Aqlima adds that during the Persian New Year celebration of Nowruz in March, she and her family visited a park but were denied entry at the gates as Aqlima was not wearing an all-black hijab.
“As a woman, I no longer have the right to at least have some fresh air or go to a park,” she says. “I was lost and did not know what to do and where to go to complain.”
Aqlima says that her mother had an extra black scarf that she was able to wear, but once they were inside, they saw that the park had been segregated: “families were on one side, and men were on the other side,” she explains.
Reports of violence
Taliban violence against individuals has also been widely documented and reported, and AW has verified footage of multiple incidents. Aqlima says she too has witnessed – and experienced – such violence. She alleges that she saw a man heavily beaten at the passport office in Kabul.
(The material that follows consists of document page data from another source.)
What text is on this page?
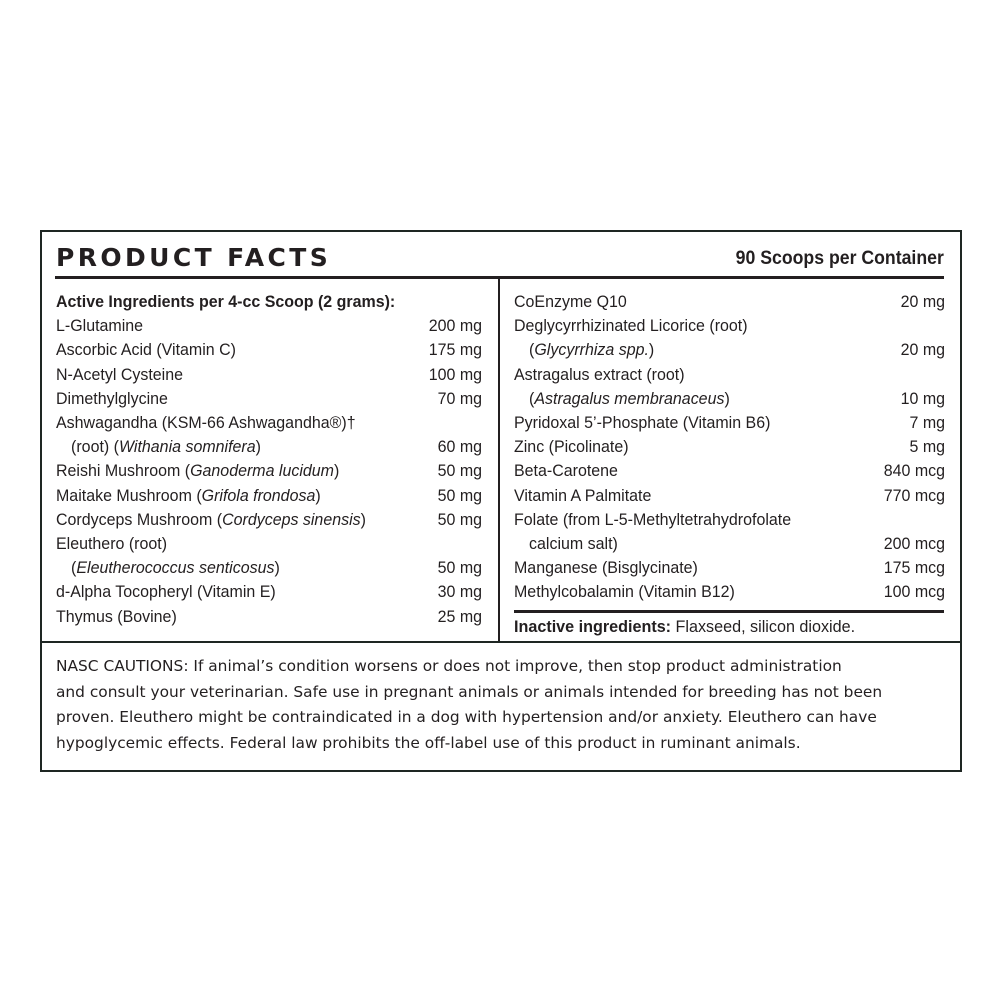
PRODUCT FACTS	90 Scoops per Container
Active Ingredients per 4-cc Scoop (2 grams):
L-Glutamine	200 mg
Ascorbic Acid (Vitamin C)	175 mg
N-Acetyl Cysteine	100 mg
Dimethylglycine	70 mg
Ashwagandha (KSM-66 Ashwagandha®)†
(root) (Withania somnifera)	60 mg
Reishi Mushroom (Ganoderma lucidum)	50 mg
Maitake Mushroom (Grifola frondosa)	50 mg
Cordyceps Mushroom (Cordyceps sinensis)	50 mg
Eleuthero (root)
(Eleutherococcus senticosus)	50 mg
d-Alpha Tocopheryl (Vitamin E)	30 mg
Thymus (Bovine)	25 mg
CoEnzyme Q10	20 mg
Deglycyrrhizinated Licorice (root)
(Glycyrrhiza spp.)	20 mg
Astragalus extract (root)
(Astragalus membranaceus)	10 mg
Pyridoxal 5’-Phosphate (Vitamin B6)	7 mg
Zinc (Picolinate)	5 mg
Beta-Carotene	840 mcg
Vitamin A Palmitate	770 mcg
Folate (from L-5-Methyltetrahydrofolate
calcium salt)	200 mcg
Manganese (Bisglycinate)	175 mcg
Methylcobalamin (Vitamin B12)	100 mcg
Inactive ingredients: Flaxseed, silicon dioxide.
NASC CAUTIONS: If animal’s condition worsens or does not improve, then stop product administration
and consult your veterinarian. Safe use in pregnant animals or animals intended for breeding has not been
proven. Eleuthero might be contraindicated in a dog with hypertension and/or anxiety. Eleuthero can have
hypoglycemic effects. Federal law prohibits the off-label use of this product in ruminant animals.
Another time, she says she went to the National Registry Office with her mother, and, because there was no space to sit down, joined a queue predominantly made up of men.
“Suddenly, a Taliban guard appeared and struck me with a stick,” Aqlima recalls. “For days, the bruise was visible. I believe the Taliban are committing human rights violations as part of their daily routine.”
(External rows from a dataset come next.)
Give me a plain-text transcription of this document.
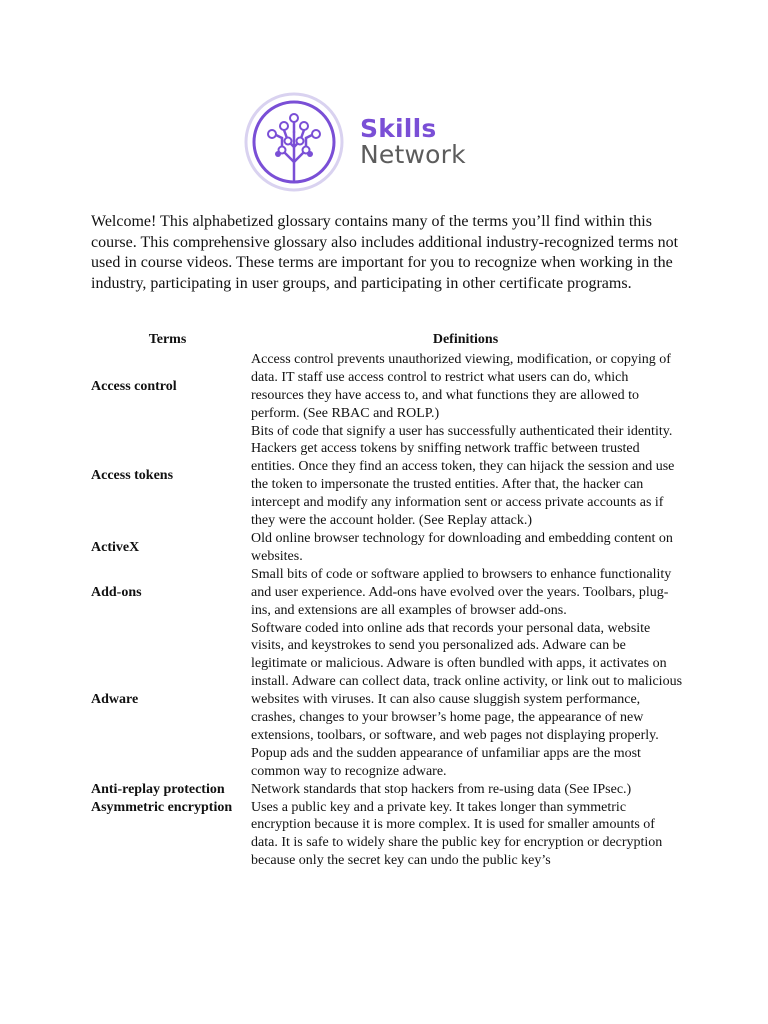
Skills
Network

Welcome! This alphabetized glossary contains many of the terms you’ll find within this course. This comprehensive glossary also includes additional industry-recognized terms not used in course videos. These terms are important for you to recognize when working in the industry, participating in user groups, and participating in other certificate programs.

Terms	Definitions
Access control	Access control prevents unauthorized viewing, modification, or copying of data. IT staff use access control to restrict what users can do, which resources they have access to, and what functions they are allowed to perform. (See RBAC and ROLP.)
Access tokens	Bits of code that signify a user has successfully authenticated their identity. Hackers get access tokens by sniffing network traffic between trusted entities. Once they find an access token, they can hijack the session and use the token to impersonate the trusted entities. After that, the hacker can intercept and modify any information sent or access private accounts as if they were the account holder. (See Replay attack.)
ActiveX	Old online browser technology for downloading and embedding content on websites.
Add-ons	Small bits of code or software applied to browsers to enhance functionality and user experience. Add-ons have evolved over the years. Toolbars, plug-ins, and extensions are all examples of browser add-ons.
Adware	Software coded into online ads that records your personal data, website visits, and keystrokes to send you personalized ads. Adware can be legitimate or malicious. Adware is often bundled with apps, it activates on install. Adware can collect data, track online activity, or link out to malicious websites with viruses. It can also cause sluggish system performance, crashes, changes to your browser’s home page, the appearance of new extensions, toolbars, or software, and web pages not displaying properly. Popup ads and the sudden appearance of unfamiliar apps are the most common way to recognize adware.
Anti-replay protection	Network standards that stop hackers from re-using data (See IPsec.)
Asymmetric encryption	Uses a public key and a private key. It takes longer than symmetric encryption because it is more complex. It is used for smaller amounts of data. It is safe to widely share the public key for encryption or decryption because only the secret key can undo the public key’s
Aqlima says she grew “tired of hiding” and decided to speak out. “It led me to join a group of strong women to protest against the restrictions imposed by the Taliban,” she explains. However, she says after the Taliban began detaining some protesters – something that has been widely reported by rights groups and news outlets – she stopped participating due to the risks to her and her family. “We even changed our addresses multiple times,” Aqlima adds.
Aqlima believes the “situation is getting worse” and that unemployment and poverty is taking its toll mentally.
“People who were employed [before the takeover] – especially women currently sitting at home – are faced with depression… perhaps they will commit suicide,” she says. “It’s difficult to stay at home when you are educated, young and ambitious.”
It’s the simple things that she misses, explains Aqlima with tears in her eyes: “Over the past ten months, I miss riding my bicycle, my studies, my work, and my friends.”
“My life at the moment is wasted,” she adds. “Sometimes, I think about who I was, what I wanted to be – an independent woman who would bring positive changes to society and other women’s lives.”
Despite the restrictions against women, and the ambitions that have been pushed aside, Aqlima remains determined to keep going: “For people reading my words now… never be silent, raise your voice – I believe dying with dignity and freedom is far better than life in humiliation and misery.”